Despite the significant findings, some sources have cast aspersions on the report. Most notably, Professor Stuart Pimm from Duke University has stated that looking at wildlife as a whole is inefficient, and that looking at particular groups, such as birds, is much more precise. He also says “some of the numbers are very, very sketchy”, pointing out that there is little-to-no data from South America or tropical Africa. The study is skewed massively towards Western Europe, making the figures less relevant globally. However, Dr. Freeman, head of ZSL’s Indicators and Assessments Unit, says he is confident his team have used the best method to present an overall estimate of population decline. He adds that data is missing because it didn’t exist or was very difficult to monitor, and therefore flaws in his method would be more likely to underestimate the damage, rather than overestimate.
Dr. Freeman remained positive in light of the results, saying that the decline was linked to decreasing numbers of prevalent animals, rather than extinctions, allowing us a window of opportunity to allay the damage. Tiger numbers are thought to be increasing, and giant pandas and the manatee have been removed from the list of endangered species. Influence has even spread to politics, with a recent global wildlife summit introducing new protection for some the world’s most trafficked wild products, including rosewoods and pangolins.

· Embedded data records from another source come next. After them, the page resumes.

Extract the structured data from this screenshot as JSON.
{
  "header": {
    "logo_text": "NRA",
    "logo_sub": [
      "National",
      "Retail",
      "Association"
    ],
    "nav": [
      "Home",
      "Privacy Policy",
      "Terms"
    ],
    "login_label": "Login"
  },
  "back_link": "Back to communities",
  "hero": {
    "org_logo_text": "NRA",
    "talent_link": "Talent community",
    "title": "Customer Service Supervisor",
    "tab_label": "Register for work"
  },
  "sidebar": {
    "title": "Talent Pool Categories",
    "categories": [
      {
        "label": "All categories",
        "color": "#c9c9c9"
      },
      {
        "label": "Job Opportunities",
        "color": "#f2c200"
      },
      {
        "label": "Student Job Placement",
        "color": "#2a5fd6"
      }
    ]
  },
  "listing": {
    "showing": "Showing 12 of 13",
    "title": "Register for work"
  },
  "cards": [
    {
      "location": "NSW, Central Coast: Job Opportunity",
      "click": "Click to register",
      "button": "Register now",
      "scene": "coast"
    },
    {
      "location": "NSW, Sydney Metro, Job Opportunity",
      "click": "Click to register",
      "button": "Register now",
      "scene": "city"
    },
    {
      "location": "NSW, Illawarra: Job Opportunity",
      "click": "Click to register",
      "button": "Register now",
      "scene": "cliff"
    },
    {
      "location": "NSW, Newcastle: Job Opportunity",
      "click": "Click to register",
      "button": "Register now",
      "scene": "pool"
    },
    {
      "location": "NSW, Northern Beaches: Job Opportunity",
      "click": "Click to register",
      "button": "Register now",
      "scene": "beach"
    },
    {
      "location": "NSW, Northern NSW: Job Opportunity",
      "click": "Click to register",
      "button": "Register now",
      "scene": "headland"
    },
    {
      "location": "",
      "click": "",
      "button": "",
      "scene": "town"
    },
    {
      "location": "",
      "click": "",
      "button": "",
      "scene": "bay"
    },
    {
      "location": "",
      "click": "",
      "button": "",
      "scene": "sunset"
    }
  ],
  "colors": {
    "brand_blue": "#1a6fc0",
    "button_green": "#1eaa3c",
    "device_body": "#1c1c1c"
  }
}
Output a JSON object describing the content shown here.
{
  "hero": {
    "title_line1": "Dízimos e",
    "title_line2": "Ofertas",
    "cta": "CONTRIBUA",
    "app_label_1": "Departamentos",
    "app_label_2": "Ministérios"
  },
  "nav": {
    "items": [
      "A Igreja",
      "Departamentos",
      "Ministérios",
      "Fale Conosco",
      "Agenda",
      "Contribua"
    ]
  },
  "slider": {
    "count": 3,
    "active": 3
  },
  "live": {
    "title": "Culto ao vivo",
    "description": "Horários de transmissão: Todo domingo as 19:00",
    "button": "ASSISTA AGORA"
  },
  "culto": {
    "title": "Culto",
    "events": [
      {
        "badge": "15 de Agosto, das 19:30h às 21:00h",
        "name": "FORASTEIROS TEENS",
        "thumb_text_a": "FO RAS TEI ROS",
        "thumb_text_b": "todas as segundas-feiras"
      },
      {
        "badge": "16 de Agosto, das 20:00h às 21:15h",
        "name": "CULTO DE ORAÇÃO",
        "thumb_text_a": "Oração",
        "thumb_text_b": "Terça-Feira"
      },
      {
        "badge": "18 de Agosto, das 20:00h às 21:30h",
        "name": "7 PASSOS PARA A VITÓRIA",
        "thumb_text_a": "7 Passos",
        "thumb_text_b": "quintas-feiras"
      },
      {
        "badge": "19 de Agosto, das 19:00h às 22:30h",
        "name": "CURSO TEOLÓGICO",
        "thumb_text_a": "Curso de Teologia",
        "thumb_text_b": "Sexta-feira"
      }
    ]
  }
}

So, how can we aid the immediate action required to halt, or at least slow, the decline of wildlife globally? It all boils down to how society consumes resources; eating less meat can be an effective tactic, as the livestock are likely to be grazing on deforested land. Businesses should also be held more accountable, says the WWF director of science, Mike Barrett. Their supply chains should be shown to be sustainable, especially with regards to the meat trade and timber supply. Politicians, he adds, should also be under pressure to push environmental law to the forefront of the agenda, ensuring all of their policies, not just environmental ones, are sustainable.